I got a visit from my good friend Abbie this morning. Since arriving at the Bridge months ago, she has been looking for her Shih Tzu sister Maggie, to no avail. At her wit's end, she appealed to me for help.
The powers that govern the Bridge try to keep siblings together, but with hundreds of thousands of pups passing over a day, it is easy for a dog to slip through the cracks and get lost.
I immediately seized on the most straightforward solution and told Abbie to wait for Maggie to appear in her mom's dream and tell her where her sister was. Abbie told me she had but wished she hadn't. Maggie had left her section to find her sister and was lost in the wilderness.
Rumor was years ago, a dog named Moses left with his followers to find a land promised to him by a sibling and ended up wandering in the bridge desert for 40 years. That wasn't good. We couldn't let Maggie do the same. She might miss her mom's arrival, and that's would be a tragedy.
I needed some advice, so I assembled my small council of advisors. Geordie excitedly reported he had created a new invention. It does smell what an amplifier does to sound. Maggie could pick up the smell hundreds of miles away, follow it and find
Her sister. We decided to give it a try.
Abbie stood still as Geordie put what he called the smell amplifier 2000 around her neck. He turned it on, but nothing happened. He removed it from Abbie's neck and put it on the ground. He fixed it and was going to test it by putting it in a pile of leaves. Soon the whole Bridge would smell like a mid-October day. Just as Geordie turned it on, a skunk emerged from the pile and began to spray. The smell was so bad and widespread we had to shut down the Bridge for three days while it rained tomato
juice to get the smell out.
When the odor was gone, we met again and immediately passed a motion to dismiss any ideas proposed by Geordie. Then we got back to the matter at paw. Aran suggested I get one of my birds to search for Maggie from the sky. I had a better idea. The bird would carry Pocket by the collar, and she could search for Maggie.
"Excuse me?" Pocket, who had been chewing on a bone and not paying attention, asked. I told her my search plan. "I don't think so," she said. I explained that it had to be her because she was the smallest. Selfish Pocket still balked, but Abbie begged her to try. Pocket can't say no to a friend, and soon she was in the mouth of my best eagle Roe, searching for Maggie.
It indeed was a superb plan. Pocket could see for miles, and I think she was on the hunt, but angry dogs from other districts, upset that they had to spend three days inside because of the skunk cloud, used a catapult to launch poop at Pocket and Roe, causing them to retreat, and return home Maggie-less.

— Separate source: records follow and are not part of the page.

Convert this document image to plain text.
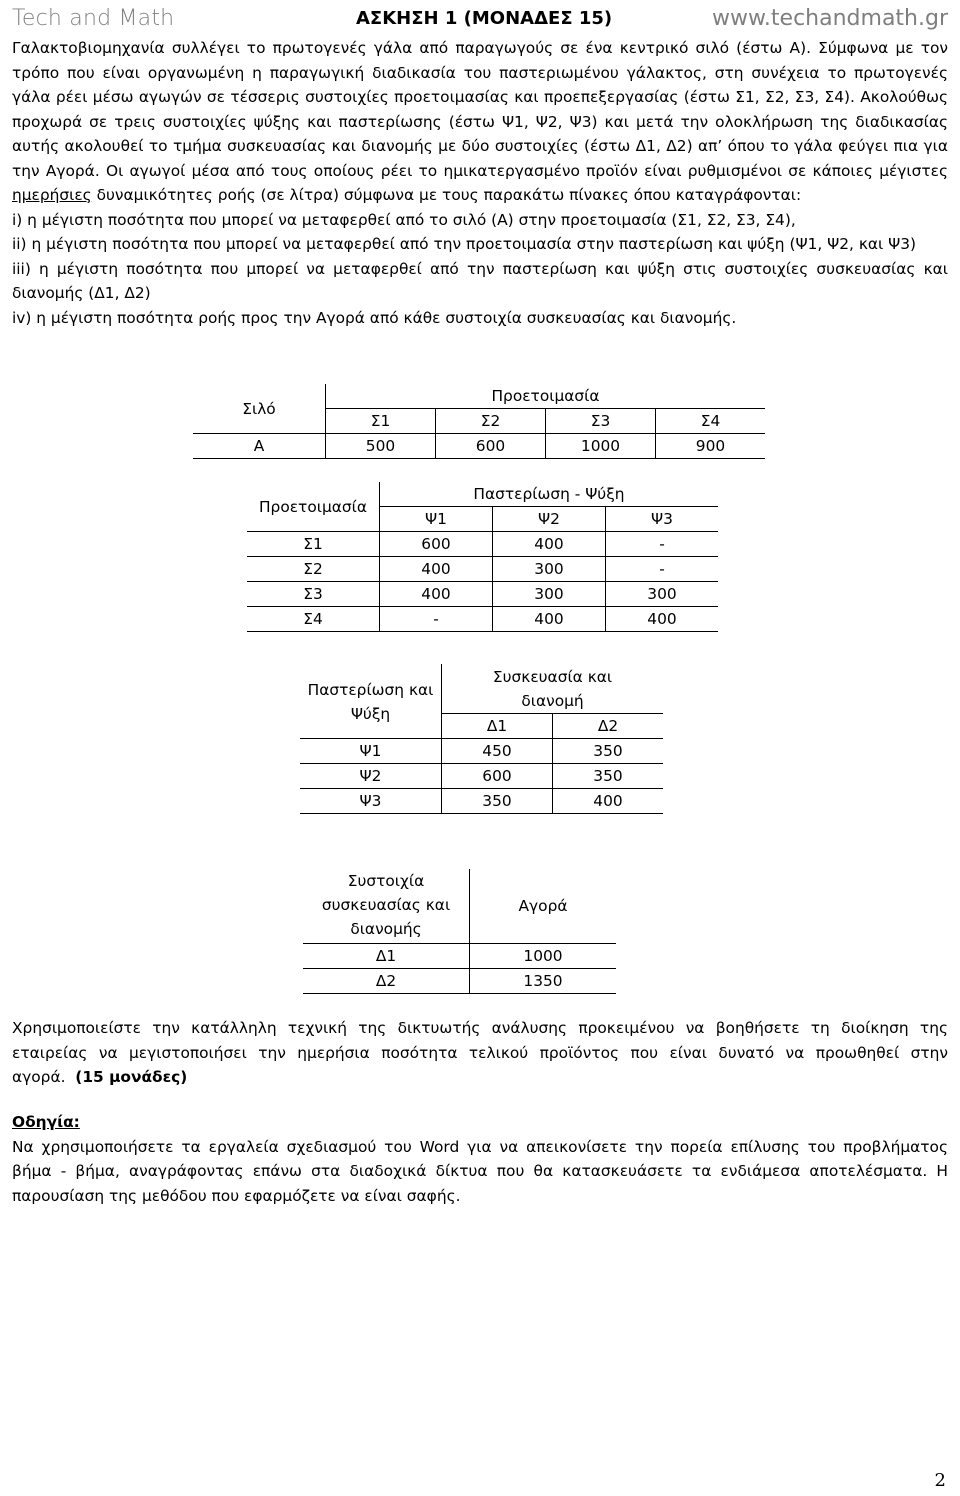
Tech and Math	ΑΣΚΗΣΗ 1 (ΜΟΝΑΔΕΣ 15)	www.techandmath.gr

Γαλακτοβιομηχανία συλλέγει το πρωτογενές γάλα από παραγωγούς σε ένα κεντρικό σιλό (έστω Α). Σύμφωνα με τον τρόπο που είναι οργανωμένη η παραγωγική διαδικασία του παστεριωμένου γάλακτος, στη συνέχεια το πρωτογενές γάλα ρέει μέσω αγωγών σε τέσσερις συστοιχίες προετοιμασίας και προεπεξεργασίας (έστω Σ1, Σ2, Σ3, Σ4). Ακολούθως προχωρά σε τρεις συστοιχίες ψύξης και παστερίωσης (έστω Ψ1, Ψ2, Ψ3) και μετά την ολοκλήρωση της διαδικασίας αυτής ακολουθεί το τμήμα συσκευασίας και διανομής με δύο συστοιχίες (έστω Δ1, Δ2) απ’ όπου το γάλα φεύγει πια για την Αγορά. Οι αγωγοί μέσα από τους οποίους ρέει το ημικατεργασμένο προϊόν είναι ρυθμισμένοι σε κάποιες μέγιστες ημερήσιες δυναμικότητες ροής (σε λίτρα) σύμφωνα με τους παρακάτω πίνακες όπου καταγράφονται:

i) η μέγιστη ποσότητα που μπορεί να μεταφερθεί από το σιλό (Α) στην προετοιμασία (Σ1, Σ2, Σ3, Σ4),

ii) η μέγιστη ποσότητα που μπορεί να μεταφερθεί από την προετοιμασία στην παστερίωση και ψύξη (Ψ1, Ψ2, και Ψ3)

iii) η μέγιστη ποσότητα που μπορεί να μεταφερθεί από την παστερίωση και ψύξη στις συστοιχίες συσκευασίας και διανομής (Δ1, Δ2)

iv) η μέγιστη ποσότητα ροής προς την Αγορά από κάθε συστοιχία συσκευασίας και διανομής.

Σιλό	Προετοιμασία			
	Σ1	Σ2	Σ3	Σ4
Α	500	600	1000	900
Προετοιμασία	Παστερίωση - Ψύξη		
	Ψ1	Ψ2	Ψ3
Σ1	600	400	-
Σ2	400	300	-
Σ3	400	300	300
Σ4	-	400	400
Παστερίωση και
Ψύξη	Συσκευασία και
διανομή	
	Δ1	Δ2
Ψ1	450	350
Ψ2	600	350
Ψ3	350	400
Συστοιχία
συσκευασίας και
διανομής	Αγορά
Δ1	1000
Δ2	1350

Χρησιμοποιείστε την κατάλληλη τεχνική της δικτυωτής ανάλυσης προκειμένου να βοηθήσετε τη διοίκηση της εταιρείας να μεγιστοποιήσει την ημερήσια ποσότητα τελικού προϊόντος που είναι δυνατό να προωθηθεί στην αγορά. (15 μονάδες)

Οδηγία:

Να χρησιμοποιήσετε τα εργαλεία σχεδιασμού του Word για να απεικονίσετε την πορεία επίλυσης του προβλήματος βήμα - βήμα, αναγράφοντας επάνω στα διαδοχικά δίκτυα που θα κατασκευάσετε τα ενδιάμεσα αποτελέσματα. Η παρουσίαση της μεθόδου που εφαρμόζετε να είναι σαφής.

2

I was worried that we had no way to unite Maggie when Chey came up with a brilliant idea. We would acquire silent fireworks, shoot them into the sky where they would spell: "Maggie: It's Abbie. I am here." Maggie will follow it, and they will finally meet. We voted to buy the fireworks.
I asked my financial advisor Hobo to go with me to the cat side. The only place to buy fireworks is a shop in their village owned by Siamese twins. When we arrived, one was sitting on the counter and another by a window. I got a stern look from Hobo when I said I thought they would be connected, and he told me they were not that kind of Siamese. Despite me getting the negotiations off to a bad start, Hobo negotiated a fair price, and we brought them back to Doggyspace Villiage and set them off.
Chey was right. Maggie saw the fireworks high in the sky and followed them. Two hours later, she emerged from the woods, and she and Abbie shared a long hug, and then we had a massive party for her. Maggie told her stories, and we told her ours. Then Maggie went to Abbie's house. That night they visited their mom together. Hopefully, two dogs visiting will make her mom feels twice as good as one.